Peninsula Gateway
- Type: Weekly newspaper
- Owner: McClatchy
- Founder: Ira Case
- Founded: 1917 (as Bay Island News)
- Language: English
- City: Gig Harbor, Washington
- Circulation: 4,993 (as of 2022)
- ISSN: 1066-2065
- OCLC number: 17331527
- Website: gateline.com

= Peninsula Gateway =

The Peninsula Gateway is a newspaper based out of Gig Harbor, Washington, founded in 1917. The newspaper covers the local news of Gig Harbor and Key Peninsula. The Peninsula Gateway is published once a week on Wednesdays. Its online content can be found via the websites News Tribune and the Seattle Times.

== History ==
The Bay Island News was started in May 1917 by Ira Case.
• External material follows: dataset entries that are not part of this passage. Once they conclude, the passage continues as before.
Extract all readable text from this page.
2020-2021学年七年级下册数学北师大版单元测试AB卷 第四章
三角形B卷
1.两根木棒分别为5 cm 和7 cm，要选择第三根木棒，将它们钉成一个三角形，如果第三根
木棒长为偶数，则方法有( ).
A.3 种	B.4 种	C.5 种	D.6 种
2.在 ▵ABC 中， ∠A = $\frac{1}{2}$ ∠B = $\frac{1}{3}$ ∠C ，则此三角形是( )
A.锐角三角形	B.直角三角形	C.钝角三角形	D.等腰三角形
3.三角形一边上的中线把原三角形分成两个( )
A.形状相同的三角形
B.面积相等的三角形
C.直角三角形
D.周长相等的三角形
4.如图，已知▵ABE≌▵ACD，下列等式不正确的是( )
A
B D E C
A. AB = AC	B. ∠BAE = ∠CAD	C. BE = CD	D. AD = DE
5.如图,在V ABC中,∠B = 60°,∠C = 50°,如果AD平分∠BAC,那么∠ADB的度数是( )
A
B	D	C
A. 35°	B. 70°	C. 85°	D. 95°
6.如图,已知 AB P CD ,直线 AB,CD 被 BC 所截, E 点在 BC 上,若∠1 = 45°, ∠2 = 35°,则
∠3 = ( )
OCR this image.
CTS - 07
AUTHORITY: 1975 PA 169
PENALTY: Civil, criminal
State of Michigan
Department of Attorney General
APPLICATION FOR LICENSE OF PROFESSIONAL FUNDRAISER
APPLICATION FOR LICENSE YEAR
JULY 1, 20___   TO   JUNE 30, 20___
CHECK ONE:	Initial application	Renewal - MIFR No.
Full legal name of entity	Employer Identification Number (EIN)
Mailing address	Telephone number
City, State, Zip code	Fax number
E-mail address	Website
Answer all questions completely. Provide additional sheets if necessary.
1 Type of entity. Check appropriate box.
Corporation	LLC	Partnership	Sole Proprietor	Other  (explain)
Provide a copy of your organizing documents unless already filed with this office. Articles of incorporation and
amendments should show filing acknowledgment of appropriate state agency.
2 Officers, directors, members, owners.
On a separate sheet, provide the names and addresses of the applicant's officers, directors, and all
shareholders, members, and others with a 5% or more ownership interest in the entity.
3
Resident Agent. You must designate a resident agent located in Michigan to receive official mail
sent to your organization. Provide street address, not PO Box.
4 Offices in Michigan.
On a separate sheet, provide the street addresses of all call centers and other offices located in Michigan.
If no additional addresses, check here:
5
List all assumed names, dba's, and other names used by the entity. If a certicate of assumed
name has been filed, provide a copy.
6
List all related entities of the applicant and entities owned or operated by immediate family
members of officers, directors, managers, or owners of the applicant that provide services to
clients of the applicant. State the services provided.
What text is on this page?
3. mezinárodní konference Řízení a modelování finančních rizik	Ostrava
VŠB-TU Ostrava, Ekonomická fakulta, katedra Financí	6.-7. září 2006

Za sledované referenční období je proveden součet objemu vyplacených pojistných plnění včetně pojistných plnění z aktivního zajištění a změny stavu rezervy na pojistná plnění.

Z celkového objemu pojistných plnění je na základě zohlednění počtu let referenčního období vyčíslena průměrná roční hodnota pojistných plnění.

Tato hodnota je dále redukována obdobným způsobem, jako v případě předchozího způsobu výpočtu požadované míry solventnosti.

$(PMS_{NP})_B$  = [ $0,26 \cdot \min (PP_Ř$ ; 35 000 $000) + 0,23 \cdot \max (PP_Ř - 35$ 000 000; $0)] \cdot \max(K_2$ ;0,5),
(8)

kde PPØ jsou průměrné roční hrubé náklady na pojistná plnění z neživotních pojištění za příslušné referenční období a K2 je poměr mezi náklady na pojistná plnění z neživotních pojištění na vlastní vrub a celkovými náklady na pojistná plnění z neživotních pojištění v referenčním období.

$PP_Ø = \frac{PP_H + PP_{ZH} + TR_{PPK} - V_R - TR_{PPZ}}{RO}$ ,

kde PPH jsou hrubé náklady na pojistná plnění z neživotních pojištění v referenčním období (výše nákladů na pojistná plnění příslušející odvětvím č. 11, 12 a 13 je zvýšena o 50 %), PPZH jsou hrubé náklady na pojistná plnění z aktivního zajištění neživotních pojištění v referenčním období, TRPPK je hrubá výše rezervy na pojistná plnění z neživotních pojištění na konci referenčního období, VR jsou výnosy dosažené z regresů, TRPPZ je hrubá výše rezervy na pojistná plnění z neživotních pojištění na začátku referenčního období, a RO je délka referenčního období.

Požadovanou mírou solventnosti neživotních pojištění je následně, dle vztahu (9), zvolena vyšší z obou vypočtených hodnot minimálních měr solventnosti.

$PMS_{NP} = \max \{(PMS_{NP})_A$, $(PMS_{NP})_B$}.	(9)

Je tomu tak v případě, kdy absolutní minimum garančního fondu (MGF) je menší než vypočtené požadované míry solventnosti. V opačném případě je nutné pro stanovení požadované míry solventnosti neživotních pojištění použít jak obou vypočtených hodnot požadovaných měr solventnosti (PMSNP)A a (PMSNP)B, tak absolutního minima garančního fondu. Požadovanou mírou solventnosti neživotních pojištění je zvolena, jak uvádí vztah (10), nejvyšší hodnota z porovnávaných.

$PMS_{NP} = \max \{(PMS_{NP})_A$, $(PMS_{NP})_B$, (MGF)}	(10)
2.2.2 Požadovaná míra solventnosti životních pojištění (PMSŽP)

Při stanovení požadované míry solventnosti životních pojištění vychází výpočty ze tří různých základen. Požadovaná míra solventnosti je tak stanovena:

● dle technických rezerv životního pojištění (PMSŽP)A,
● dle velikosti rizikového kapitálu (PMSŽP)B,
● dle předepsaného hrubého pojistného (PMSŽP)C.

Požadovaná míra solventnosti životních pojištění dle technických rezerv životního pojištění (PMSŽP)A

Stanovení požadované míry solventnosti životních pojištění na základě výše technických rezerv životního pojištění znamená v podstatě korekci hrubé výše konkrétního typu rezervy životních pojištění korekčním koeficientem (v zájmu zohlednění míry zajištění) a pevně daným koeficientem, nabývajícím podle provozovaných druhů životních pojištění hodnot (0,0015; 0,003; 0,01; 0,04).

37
A few years later the paper was purchased in August 1923 from F. S. Drummond by Charles Edward Trombley, former editor of the Tillamook Herald. He then changed the name to The Peninsula Gateway. Trombley published the paper for 30 years until his death in 1953.

His widow sold the paper in January 1955 to Robert H. Platt Sr. Years later he sold Gateway to his sons Robert H. Platt Jr. and John Platt in 1969. Thomas C. Taylor, former publisher of the Newport News Times and Lincoln County Leader, purchased a half-interest in the paper with his father Walt Taylor in May 1981. John Platt sold the Taylor family the remaining shares in 1987.

Walt and Betty Taylor ran the paper with their son and daughter-in-law Tom and Darlene Taylor until 1995, when the newspaper was purchased by McClatchy, which also owns the News Tribune. At the time, the Gateway had 11,000 subscribers.